We discuss with Dr. La Puma:
- How he came to combine medicine, cooking, and farming.
- The state of the medical profession today in embracing of Culinary Medicine.
- What he sees as the pillars of a healthy diet from the Culinary Medicine and EcoMedicine points of view as we age.
- How some major diseases may be preventable with the right lifestyle modifications, in his opinion.
- What he’s found works in helping people make changes in their lifestyle.
- The unique health challenges that men face – and what areas men should focus on.
- What role Nature and EcoMedicine play in a healthy lifestyle.
John La Puma MD is Clinical Director and Founder of Chef Clinic; he’s also a professionally trained chef, organic and regenerative avocado farmer and a New York Times best-selling author twice.

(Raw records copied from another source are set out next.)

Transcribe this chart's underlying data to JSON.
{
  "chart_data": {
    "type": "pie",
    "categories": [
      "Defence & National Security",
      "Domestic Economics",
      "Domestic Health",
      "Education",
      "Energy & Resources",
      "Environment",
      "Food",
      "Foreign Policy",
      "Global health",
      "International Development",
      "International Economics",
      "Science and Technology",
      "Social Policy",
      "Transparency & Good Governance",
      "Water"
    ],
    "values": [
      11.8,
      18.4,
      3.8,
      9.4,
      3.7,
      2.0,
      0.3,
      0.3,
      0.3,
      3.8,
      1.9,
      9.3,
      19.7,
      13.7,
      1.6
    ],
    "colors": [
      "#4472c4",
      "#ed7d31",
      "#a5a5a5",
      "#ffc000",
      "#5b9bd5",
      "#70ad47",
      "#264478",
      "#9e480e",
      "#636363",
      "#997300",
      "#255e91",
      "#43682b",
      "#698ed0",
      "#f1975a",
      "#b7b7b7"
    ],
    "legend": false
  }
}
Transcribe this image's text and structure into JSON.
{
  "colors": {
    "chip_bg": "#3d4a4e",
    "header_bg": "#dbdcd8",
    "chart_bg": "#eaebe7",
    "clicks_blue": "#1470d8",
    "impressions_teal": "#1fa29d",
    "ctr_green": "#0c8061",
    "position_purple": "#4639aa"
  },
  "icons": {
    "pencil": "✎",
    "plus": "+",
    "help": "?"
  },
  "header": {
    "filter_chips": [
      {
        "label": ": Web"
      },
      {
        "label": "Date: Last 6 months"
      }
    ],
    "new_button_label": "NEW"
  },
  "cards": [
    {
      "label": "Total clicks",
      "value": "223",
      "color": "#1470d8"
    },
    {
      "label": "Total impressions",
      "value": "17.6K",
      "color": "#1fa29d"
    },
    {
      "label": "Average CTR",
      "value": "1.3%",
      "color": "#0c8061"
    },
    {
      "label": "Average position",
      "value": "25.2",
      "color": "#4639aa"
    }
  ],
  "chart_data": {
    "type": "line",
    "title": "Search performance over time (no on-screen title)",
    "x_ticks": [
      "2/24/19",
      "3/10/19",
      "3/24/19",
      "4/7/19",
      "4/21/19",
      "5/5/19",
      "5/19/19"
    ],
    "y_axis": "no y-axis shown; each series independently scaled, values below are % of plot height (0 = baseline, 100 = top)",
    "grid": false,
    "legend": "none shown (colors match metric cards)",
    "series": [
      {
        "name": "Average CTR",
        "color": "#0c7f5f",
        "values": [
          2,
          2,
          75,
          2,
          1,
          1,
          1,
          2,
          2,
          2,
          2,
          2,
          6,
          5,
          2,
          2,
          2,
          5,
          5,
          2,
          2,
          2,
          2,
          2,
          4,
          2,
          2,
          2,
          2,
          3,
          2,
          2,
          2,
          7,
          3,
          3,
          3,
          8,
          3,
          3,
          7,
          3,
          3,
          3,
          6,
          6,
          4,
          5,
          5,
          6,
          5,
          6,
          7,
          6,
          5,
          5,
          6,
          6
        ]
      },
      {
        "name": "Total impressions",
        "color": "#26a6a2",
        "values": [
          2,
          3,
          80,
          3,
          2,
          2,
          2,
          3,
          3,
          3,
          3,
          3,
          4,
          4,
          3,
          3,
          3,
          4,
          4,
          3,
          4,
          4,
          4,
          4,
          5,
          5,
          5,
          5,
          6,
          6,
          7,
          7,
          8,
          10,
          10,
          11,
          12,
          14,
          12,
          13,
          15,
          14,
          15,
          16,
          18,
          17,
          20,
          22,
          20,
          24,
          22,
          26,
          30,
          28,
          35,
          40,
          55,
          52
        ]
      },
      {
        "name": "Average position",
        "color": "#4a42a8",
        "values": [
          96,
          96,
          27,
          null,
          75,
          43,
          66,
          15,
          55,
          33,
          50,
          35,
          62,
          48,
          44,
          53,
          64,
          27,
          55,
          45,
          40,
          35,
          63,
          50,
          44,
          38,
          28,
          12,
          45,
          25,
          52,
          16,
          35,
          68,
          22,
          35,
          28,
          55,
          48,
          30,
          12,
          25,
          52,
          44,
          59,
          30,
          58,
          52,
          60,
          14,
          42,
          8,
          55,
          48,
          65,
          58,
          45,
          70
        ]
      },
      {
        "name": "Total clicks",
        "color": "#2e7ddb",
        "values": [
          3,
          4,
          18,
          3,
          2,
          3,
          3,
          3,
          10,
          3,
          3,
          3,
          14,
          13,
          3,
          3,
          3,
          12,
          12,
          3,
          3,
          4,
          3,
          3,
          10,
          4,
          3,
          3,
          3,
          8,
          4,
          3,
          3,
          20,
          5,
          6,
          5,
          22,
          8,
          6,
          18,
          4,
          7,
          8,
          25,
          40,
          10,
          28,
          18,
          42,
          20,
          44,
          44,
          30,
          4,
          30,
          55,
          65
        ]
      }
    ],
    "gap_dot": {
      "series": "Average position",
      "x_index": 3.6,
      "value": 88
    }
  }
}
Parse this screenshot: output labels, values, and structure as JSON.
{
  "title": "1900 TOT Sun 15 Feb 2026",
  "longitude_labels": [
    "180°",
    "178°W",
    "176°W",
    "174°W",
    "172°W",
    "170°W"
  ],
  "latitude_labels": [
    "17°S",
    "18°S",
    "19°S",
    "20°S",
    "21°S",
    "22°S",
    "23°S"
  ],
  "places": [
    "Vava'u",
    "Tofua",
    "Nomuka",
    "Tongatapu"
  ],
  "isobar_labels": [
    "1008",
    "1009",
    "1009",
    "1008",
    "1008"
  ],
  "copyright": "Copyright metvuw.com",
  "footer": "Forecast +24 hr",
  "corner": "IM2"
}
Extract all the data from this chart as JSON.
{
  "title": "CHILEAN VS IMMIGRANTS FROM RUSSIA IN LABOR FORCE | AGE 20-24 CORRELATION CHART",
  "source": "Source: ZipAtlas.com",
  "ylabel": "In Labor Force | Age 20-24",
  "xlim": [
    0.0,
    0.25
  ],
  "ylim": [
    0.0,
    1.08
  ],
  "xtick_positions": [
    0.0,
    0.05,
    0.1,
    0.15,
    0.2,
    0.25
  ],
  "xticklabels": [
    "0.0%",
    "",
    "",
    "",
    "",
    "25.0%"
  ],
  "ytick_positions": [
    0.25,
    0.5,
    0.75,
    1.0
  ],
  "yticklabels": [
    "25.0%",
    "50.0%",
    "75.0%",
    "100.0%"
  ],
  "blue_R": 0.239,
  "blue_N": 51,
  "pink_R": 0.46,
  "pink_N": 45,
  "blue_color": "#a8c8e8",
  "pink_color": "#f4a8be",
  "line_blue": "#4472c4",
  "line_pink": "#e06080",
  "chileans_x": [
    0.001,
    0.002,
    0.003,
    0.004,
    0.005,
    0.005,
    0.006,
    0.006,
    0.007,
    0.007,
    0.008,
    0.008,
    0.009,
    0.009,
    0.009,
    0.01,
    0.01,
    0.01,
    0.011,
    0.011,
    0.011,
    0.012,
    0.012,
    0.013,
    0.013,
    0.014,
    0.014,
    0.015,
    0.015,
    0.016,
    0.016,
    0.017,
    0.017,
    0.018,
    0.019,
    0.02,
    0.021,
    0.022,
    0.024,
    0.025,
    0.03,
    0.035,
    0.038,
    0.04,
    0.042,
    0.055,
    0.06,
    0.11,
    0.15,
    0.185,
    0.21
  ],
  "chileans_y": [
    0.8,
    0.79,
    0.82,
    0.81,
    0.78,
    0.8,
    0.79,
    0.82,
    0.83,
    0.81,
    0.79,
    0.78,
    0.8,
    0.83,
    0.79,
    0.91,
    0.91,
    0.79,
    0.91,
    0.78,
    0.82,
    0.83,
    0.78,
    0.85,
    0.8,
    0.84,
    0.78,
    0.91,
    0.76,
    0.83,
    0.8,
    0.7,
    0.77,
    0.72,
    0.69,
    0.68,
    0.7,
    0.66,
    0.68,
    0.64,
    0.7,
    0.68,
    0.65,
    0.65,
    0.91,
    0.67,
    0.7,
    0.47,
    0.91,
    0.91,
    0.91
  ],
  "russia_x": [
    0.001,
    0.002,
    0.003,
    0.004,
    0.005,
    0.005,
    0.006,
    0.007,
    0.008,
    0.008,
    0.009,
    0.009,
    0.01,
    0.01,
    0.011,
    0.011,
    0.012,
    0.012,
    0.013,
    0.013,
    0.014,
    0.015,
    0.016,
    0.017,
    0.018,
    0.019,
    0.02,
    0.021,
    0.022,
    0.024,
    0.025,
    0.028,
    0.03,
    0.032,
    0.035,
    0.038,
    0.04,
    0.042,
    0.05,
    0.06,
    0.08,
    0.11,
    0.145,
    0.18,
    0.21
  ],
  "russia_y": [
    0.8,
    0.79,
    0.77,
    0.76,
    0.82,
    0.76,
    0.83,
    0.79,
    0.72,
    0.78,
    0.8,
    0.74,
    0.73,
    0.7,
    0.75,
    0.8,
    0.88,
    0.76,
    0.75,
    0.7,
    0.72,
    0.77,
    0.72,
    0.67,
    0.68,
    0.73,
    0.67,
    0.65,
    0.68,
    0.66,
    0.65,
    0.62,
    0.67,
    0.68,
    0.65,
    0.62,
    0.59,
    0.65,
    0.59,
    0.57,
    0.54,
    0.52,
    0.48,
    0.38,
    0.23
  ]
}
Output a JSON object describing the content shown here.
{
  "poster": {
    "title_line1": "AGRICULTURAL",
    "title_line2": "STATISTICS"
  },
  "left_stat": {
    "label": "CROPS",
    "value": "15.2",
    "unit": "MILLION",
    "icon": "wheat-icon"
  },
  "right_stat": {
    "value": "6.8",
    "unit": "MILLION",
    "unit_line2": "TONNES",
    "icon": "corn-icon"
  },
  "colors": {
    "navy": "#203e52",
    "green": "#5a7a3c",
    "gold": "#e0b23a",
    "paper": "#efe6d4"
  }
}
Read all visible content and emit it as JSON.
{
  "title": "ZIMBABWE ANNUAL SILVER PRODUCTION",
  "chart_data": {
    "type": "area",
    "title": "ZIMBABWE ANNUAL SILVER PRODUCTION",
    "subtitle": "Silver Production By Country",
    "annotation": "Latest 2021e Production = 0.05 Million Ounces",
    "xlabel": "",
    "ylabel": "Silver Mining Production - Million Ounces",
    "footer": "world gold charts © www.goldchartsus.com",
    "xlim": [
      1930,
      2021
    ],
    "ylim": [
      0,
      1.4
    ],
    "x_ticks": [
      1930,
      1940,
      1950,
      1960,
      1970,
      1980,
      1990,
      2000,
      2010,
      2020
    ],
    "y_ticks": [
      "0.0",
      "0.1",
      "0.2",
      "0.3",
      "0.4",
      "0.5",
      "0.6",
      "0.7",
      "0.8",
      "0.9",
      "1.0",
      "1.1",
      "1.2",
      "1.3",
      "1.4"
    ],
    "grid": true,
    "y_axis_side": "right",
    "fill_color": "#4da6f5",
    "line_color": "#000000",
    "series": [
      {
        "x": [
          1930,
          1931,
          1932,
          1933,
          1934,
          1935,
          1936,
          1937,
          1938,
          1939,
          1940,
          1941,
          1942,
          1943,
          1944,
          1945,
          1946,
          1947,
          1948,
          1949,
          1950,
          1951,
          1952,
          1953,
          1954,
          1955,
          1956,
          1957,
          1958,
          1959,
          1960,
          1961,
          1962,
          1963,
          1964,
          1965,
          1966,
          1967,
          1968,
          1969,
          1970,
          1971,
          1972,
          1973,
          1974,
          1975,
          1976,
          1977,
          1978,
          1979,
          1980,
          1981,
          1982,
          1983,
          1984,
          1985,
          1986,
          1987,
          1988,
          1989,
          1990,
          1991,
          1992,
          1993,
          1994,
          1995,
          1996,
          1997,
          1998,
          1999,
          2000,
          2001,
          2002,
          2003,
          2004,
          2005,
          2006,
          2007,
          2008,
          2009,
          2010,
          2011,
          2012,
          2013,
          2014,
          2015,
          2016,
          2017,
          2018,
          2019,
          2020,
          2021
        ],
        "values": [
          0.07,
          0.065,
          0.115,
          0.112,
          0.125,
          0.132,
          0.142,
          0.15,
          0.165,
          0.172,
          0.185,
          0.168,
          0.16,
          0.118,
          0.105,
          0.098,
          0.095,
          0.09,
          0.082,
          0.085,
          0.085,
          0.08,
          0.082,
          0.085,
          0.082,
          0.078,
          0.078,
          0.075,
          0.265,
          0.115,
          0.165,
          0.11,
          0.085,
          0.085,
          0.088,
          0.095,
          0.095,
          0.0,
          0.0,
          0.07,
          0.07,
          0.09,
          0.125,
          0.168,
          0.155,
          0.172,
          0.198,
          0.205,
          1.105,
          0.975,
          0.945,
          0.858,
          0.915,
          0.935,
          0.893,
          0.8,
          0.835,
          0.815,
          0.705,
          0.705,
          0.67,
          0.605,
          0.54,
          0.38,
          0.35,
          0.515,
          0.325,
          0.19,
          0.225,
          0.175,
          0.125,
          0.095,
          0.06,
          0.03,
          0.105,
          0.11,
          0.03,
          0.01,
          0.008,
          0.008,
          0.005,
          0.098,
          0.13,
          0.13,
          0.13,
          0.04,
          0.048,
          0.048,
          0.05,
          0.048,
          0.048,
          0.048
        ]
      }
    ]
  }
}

He has led clinical trials of nutritional interventions designed to improve burnout, obesity, hypertension, osteoarthritis, insomnia and diabetes, and pioneered culinary medicine. His mission is to help you get measurably healthier with what you eat and how you live.
Dr. La Puma guest taught the first medical lecture on Nature Therapy at Harvard University’s Lifestyle Medicine course, and taught the first Nutrition and Cooking course for medical students in the US, at SUNY-Upstate with Dr. Michael Roizen of the Cleveland Clinic, and the first Culinary Medicine clinical course for medical students in the US, at DMU.
He has authored over 50 peer-reviewed scientific papers and three medical books, including a CME book and the first peer-reviewed article about culinary medicine. His work has been published by the New England Journal of Medicine, JAMA and the British Medical Journal.
Four of his books–Refuel, ChefMD’s Big Book of Culinary Medicine, Cooking the RealAge Way and The RealAge Diet–have been bestsellers around the world, been translated into 8 languages and sold over a million copies.
Dr. La Puma is a renowned speaker and demonstration cook. He delivered the first lectures at Harvard and at TEDMED on Culinary Medicine, and at the University of Chicago on Comfort Food. He has also presented at the prestigious TEDx and Gel Health conferences and is consistently rated among the very best speakers by the audiences he addresses. He has been a consultant and spokesperson for CIGNA, Caremark, GSK and Kraft, among other partners, and founded Alternative Medicine Alert, an evidence-based monthly newsletter for clinicians on dietary supplements and integrative medical approaches.
On The Benefits of Lifestyle Modifications
“The CDC actually addressed that and they believe that 80% of heart disease, stroke and diabetes and 40% of cancer is preventable with lifestyle change. The CDC is about as conservative an institution in American medicine as exists. I think that almost all arthritis, particularly osteoarthritis is preventable. I think that loss of mobility as we age is inevitable, but it doesn’t have to decline quickly. Having major diseases become and be thought of as preventable problems that can be mitigated is really a game-changer…So having more control than you think means that you can make better choices – and that they will matter. And after 50, almost all of aging is your choices before 50. Your genetics have a lot to say, but if you make a decision, you can change your life….not just improve your longevity, but improve your quality of life. And of course your flexibility, your energy level, your curiosity, your cognitive alertness, your ability to communicate. There are a lot of amazing things you can do with lifestyle change.”
On Men’s Health
“…what we can do first and most controllably is change what – and how – we eat and do so with these behavioral strategies that I’ve identified. And in our research, this worked really well. And in the thousands of men who have read the Refuel book and written to me, the changes have been remarkable. People lose 10 pounds or more and have better muscle mass and strength and sleep better and just sort of get their lives back. And men have to be given permission for this. I think because it’s not expected of us be healthy – but that’s actually a sexy thing to a lot of women that healthy men take care of themselves and are proud of it. And so it’s been a privilege to help so many people get well, and I’m really proud of the work that we’ve done.”
“Leading a life that is purposeful – as an attitude- is probably the secret to longevity. These behaviors – and sleeping well, eating well, getting enough exercise, being outside, managing stress – are behaviors that improve wellness. But while…well-being starts with purpose, [it’s] understanding who you are as a person and what your role is in the world in relationship to both other people who you love and to others and to the planet itself. Shadow journaling is one mechanism for reflecting on who you are and what your purpose is so that when you get up in the morning, it’s not just what there is to do, but the reason for doing it.”